O Globo, n. 32588, 27/10/2022. Política, p. 4

Sem provas

Mariana Muniz
Aguirre Talento
Gabriel Shinohara
Alice Cravo
Jussara Soares
Eduardo Gonçalves


Em um revés para a campanha de Jair Bolsonaro a quatro dias do segundo turno, o presidente do Tribunal Superior Eleitoral (TSE), Alexandre de Moraes, rejeitou ontem ação em que a equipe do candidato à reeleição apontava um suposto boicote de rádios na veiculação de propaganda eleitoral. O ministro afirmou que a denúncia não apresentou provas das irregularidades alegadas e que a empresa contratada para analisar as inserções não é especializada em auditoria. Moraes ainda determinou a apuração de possível crime eleitoral com o objetivo de “tumultuar” o segundo turno em sua última semana.

Na segunda-feira, os advogados da campanha apresentaram um pedido ao TSE em que alegavam, sem provas, que algumas rádios do Norte e do Nordeste teriam priorizado inserções do candidato do PT, Luiz Inácio Lula da Silva, em detrimento às de Bolsonaro. No pedido, também solicitavam que as inserções do petista fossem suspensas em todo o país. Após Moraes cobrar a apresentação de provas, a defesa do presidente enviou relatórios feitos por uma empresa privada no qual constavam as supostas falhas nas inserções, detalhando uma amostra de oito rádios que teriam cometido as irregularidades.

Na decisão de ontem, Moraes lembra que o TSE não tem atribuição para fiscalizar a divulgação das propagandas eleitorais — sendo esta uma competência dos partidos políticos e das campanhas. O ministro aponta ainda que os relatórios apresentados pela campanha de Bolsonaro apresentam falhas e se baseiam em uma metodologia inadequada, porque analisou o conteúdo das rádios transmitido apenas pela internet.

Pelas regras da Corte, não há obrigatoriedade de veiculação das inserções na transmissão pela internet e as próprias rádios dizem que pode haver falhas nos sistemas que replicam o conteúdo via streaming. O sistema utilizado pela auditoria contratada pela campanha de Bolsonaro identifica os trechos de áudio que forem cadastrados manualmente. Se houver uma falta ou erro no cadastro, por exemplo, ele não é capaz de monitorar. A captação também pode ser afetada por falhas de sinal ou de retransmissão.

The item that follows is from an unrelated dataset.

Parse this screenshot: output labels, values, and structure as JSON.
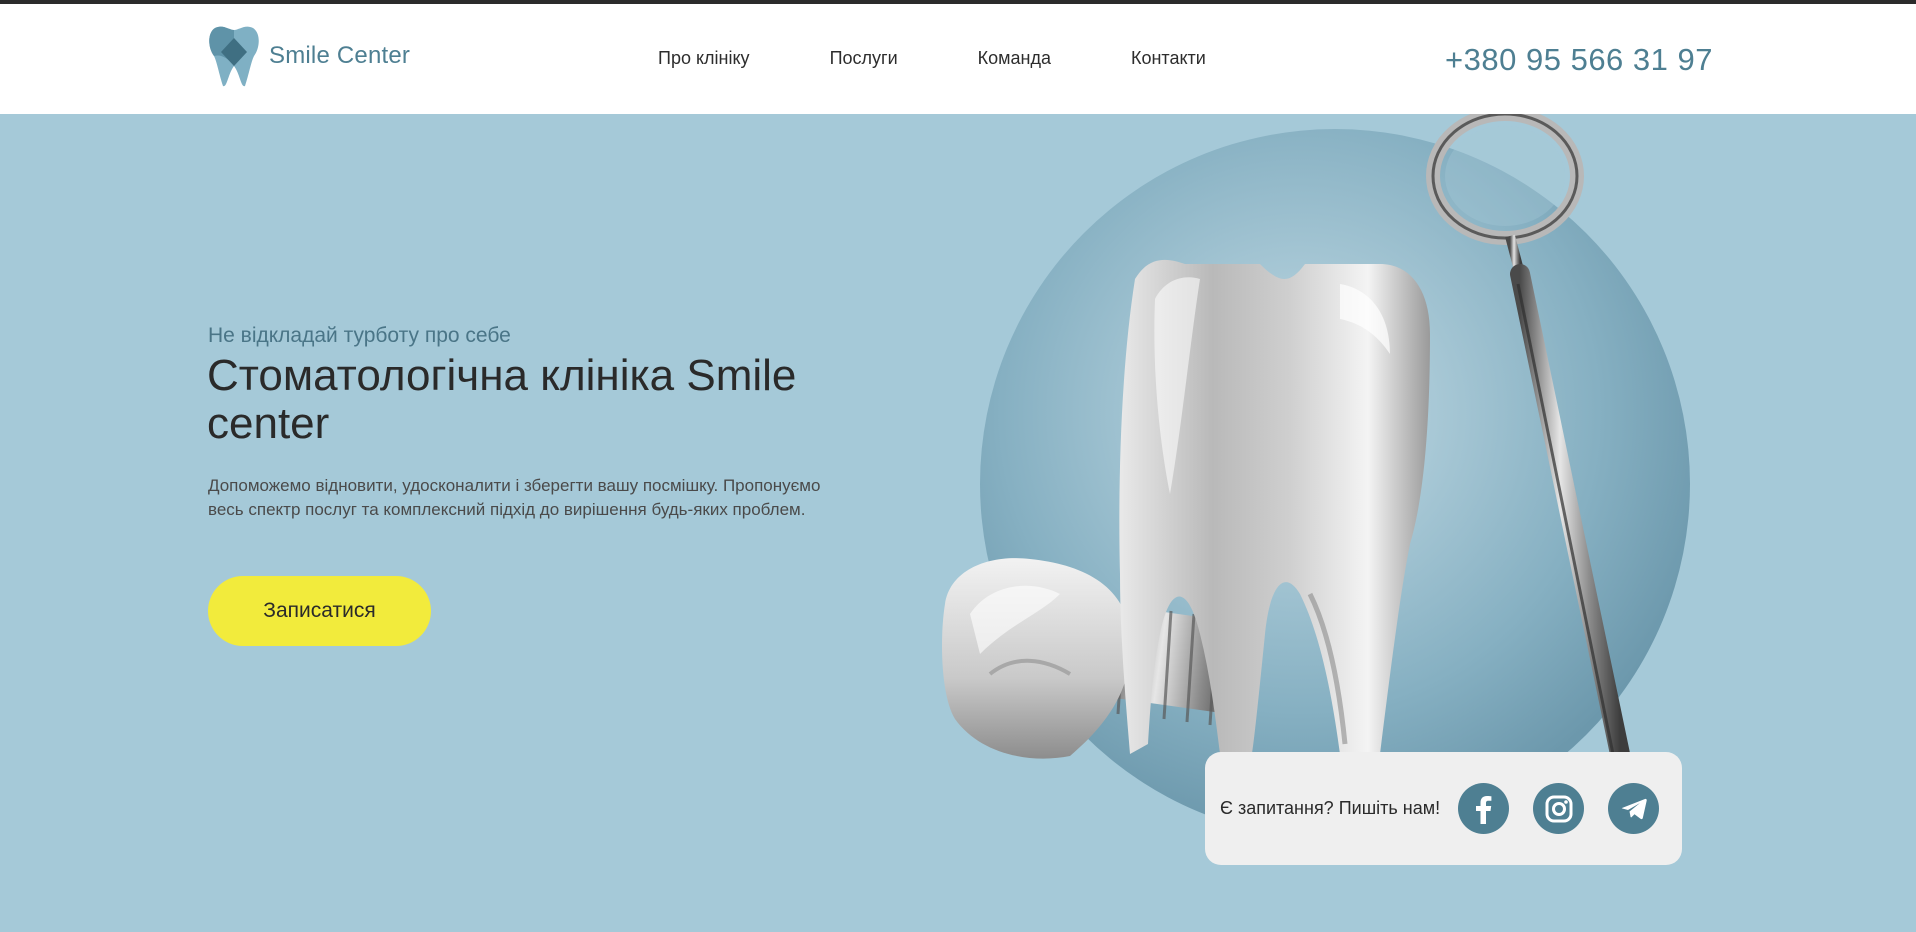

Na decisão em que nega a ação, Moraes ainda cita um estudo feito pelo professor Miguel Freitas, do departamento de Telecomunicações da PUC-RJ, em que são apontados “os erros e inconsistências” apresentados na “pequena amostragem de oito rádios” apontada na denúncia apresentada pela campanha de Bolsonaro. Ao analisar as inserções em uma das emissoras apontada pelos autores, o engenheiro, conforme noticiou a colunista Malu Gaspar, conclui que houve “clara confusão sobre a possibilidade de se utilizar um recurso dessa natureza, sem nenhuma verificação adicional de consistência, como se fosse uma ferramenta de auditoria”.

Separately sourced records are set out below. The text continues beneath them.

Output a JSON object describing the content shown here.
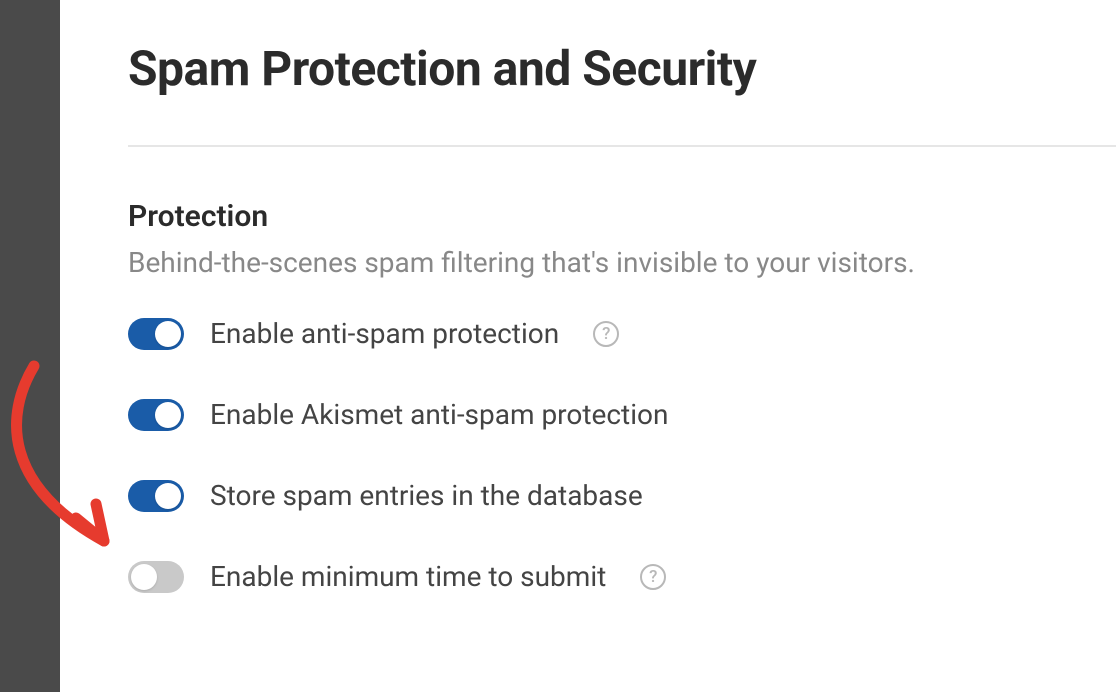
{
  "page": {
    "title": "Spam Protection and Security"
  },
  "section": {
    "title": "Protection",
    "description": "Behind-the-scenes spam filtering that's invisible to your visitors."
  },
  "settings": [
    {
      "label": "Enable anti-spam protection",
      "enabled": true,
      "has_help": true
    },
    {
      "label": "Enable Akismet anti-spam protection",
      "enabled": true,
      "has_help": false
    },
    {
      "label": "Store spam entries in the database",
      "enabled": true,
      "has_help": false
    },
    {
      "label": "Enable minimum time to submit",
      "enabled": false,
      "has_help": true
    }
  ],
  "help_glyph": "?"
}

Ao rejeitar a denúncia, Moraes não só mandou investigar possível crime eleitoral cometido pela campanha de Bolsonaro pela denúncia sem provas, como ordenou que seja apurado o fato de o PL ter utilizado recursos do fundo partidário para contratar a auditoria. O ministro ainda determinou que o caso seja avaliado dentro do inquérito das milícias digitais, no Supremo Tribunal Federal (STF).

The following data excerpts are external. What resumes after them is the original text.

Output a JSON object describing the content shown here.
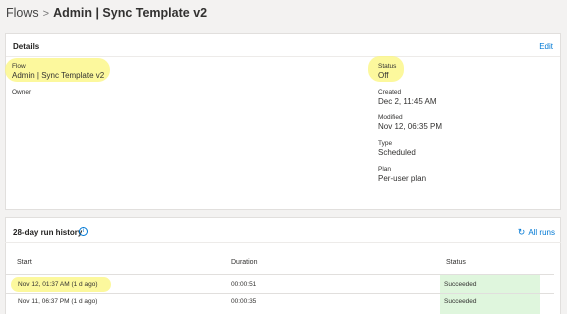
{
  "breadcrumb": {
    "root": "Flows",
    "separator": ">",
    "current": "Admin | Sync Template v2"
  },
  "details": {
    "title": "Details",
    "edit_label": "Edit",
    "flow_label": "Flow",
    "flow_value": "Admin | Sync Template v2",
    "owner_label": "Owner",
    "status_label": "Status",
    "status_value": "Off",
    "created_label": "Created",
    "created_value": "Dec 2, 11:45 AM",
    "modified_label": "Modified",
    "modified_value": "Nov 12, 06:35 PM",
    "type_label": "Type",
    "type_value": "Scheduled",
    "plan_label": "Plan",
    "plan_value": "Per-user plan"
  },
  "history": {
    "title": "28-day run history",
    "all_runs_label": "All runs",
    "columns": {
      "start": "Start",
      "duration": "Duration",
      "status": "Status"
    },
    "rows": [
      {
        "start": "Nov 12, 01:37 AM (1 d ago)",
        "duration": "00:00:51",
        "status": "Succeeded"
      },
      {
        "start": "Nov 11, 06:37 PM (1 d ago)",
        "duration": "00:00:35",
        "status": "Succeeded"
      }
    ]
  },
  "colors": {
    "accent": "#0078d4",
    "highlight": "#fbf67c",
    "success_bg": "#dff6dd"
  }
}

Após a ação ser rejeitada, Bolsonaro anunciou que deve recorrer ao Supremo para “fazer valer” a alegação de que existe desequilíbrio entre o número de inserções das duas campanhas à Presidência em rádios.

— Da nossa parte iremos às últimas consequências, dentro das quatro linhas da Constituição, para fazer valer aquilo que a nossa auditoria constatou. Realmente, um enorme desequilíbrio entre as inserções. Isso obviamente interfere na quantidade de votos no final da linha — afirmou o presidente, após se reunir com auxiliares no Palácio da Alvorada. Entre os presentes estavam os ministros Paulo Sérgio Nogueira (Defesa), Anderson Torres (Justiça), Carlos França (Relações Exteriores), Augusto Heleno (GSI) e o comandante da Aeronáutica, Carlos Almeida Batista Júnior.

Servidor exonerado

Em meio à denúncia de irregularidades na propaganda eleitoral, o TSE exonerou ontem o servidor Alexandre Gomes Machado após desconfiar que ele estaria atrapalhando os trabalhos internos. Em nota, a Corte informou que o desligamento foi motivado por “indicações de reiteradas práticas de assédio moral, inclusive por motivação política”. O tribunal não detalha nenhum episódio e diz apenas que o caso será apurado.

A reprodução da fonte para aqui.